Akihito and Naruhito April 2019Emperor Akihito is the first to serve as an emperor under the Japanese constitutional system called Symbolic Monarchy. He himself looks back the days of his reign and says that he has endlessly deliberated the meaning of a “symbol of Japan.” He is, in a sense, not a person. He and other Imperial Family members do not have the registers that the rest of the citizens do. They don’t commit to any political activities including voting. His being there is for the nation. He says he has done what he has come to think the role of a symbol of Japan should be. He adds that his son, the Crown Prince, will succeed the throne to perform what he interprets the role of the symbol ought to be.
The date of Emperor Akihito’s abdication was set to be at 5 pm on April 30, 2019. Yes, it will be the last day of this month.
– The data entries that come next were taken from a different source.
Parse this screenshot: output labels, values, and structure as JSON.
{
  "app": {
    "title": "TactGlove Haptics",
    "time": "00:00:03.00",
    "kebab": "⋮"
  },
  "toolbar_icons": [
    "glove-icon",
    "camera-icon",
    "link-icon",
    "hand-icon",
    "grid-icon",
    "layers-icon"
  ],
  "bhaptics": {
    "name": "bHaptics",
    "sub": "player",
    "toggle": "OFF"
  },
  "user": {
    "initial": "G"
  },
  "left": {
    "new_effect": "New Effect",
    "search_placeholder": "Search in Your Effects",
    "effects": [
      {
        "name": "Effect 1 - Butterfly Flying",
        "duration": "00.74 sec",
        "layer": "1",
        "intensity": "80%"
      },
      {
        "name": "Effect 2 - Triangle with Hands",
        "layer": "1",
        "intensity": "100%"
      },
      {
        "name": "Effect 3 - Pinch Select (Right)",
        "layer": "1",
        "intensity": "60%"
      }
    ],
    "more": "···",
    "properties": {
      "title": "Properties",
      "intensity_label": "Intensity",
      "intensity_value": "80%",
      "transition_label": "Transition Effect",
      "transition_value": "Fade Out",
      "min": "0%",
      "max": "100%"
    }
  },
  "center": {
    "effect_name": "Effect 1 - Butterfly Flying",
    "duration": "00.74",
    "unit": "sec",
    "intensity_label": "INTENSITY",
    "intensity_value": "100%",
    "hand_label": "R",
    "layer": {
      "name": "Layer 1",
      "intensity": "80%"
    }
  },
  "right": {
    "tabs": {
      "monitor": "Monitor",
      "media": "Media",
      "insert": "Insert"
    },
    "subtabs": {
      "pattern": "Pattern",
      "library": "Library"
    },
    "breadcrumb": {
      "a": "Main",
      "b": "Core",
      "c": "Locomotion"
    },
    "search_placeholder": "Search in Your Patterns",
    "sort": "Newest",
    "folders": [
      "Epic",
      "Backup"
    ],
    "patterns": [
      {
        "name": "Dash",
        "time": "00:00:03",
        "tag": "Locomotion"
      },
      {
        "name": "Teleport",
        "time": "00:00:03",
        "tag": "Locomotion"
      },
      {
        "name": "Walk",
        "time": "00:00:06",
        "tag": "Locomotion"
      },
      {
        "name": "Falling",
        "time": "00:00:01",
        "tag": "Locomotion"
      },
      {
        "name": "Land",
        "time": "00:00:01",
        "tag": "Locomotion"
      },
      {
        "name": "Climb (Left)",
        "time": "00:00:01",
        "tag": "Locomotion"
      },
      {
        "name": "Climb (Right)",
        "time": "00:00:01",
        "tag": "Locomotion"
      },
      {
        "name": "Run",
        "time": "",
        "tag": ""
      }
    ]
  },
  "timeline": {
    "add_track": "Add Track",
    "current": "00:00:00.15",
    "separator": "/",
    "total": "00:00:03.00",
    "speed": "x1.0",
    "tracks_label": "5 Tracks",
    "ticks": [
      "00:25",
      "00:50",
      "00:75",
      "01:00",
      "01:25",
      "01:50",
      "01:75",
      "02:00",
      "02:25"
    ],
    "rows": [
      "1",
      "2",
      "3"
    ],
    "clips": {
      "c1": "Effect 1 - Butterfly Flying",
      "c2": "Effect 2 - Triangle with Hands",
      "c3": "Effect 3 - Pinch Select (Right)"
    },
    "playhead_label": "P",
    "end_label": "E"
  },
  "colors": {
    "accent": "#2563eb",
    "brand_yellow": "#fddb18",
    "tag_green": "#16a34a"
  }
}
The Crown Prince, Naruhito, will be enthroned as the 126th Emperor on the following day, May 1st. The change of the Era will take place at the same time from Heizei to Reiwa. It is expected that both Emperors will address the nation and world at the abdication and enthronement, respectively. Japan is now in its longest national holiday season of the year – we call it a “Golden Week”, as there happen to be a few national holidays occurring successively from the last week of April through the first week of May. They’ve added 2 more holidays this year for the abdication and the enthronement. Cherry blossoms are gone, but there is no shortage of flowers and young green leaves in the air of Tokyo. I wish them the best, and dream about apple blossoms and bud break on the grapes to follow here on the shore of Lake Ontario.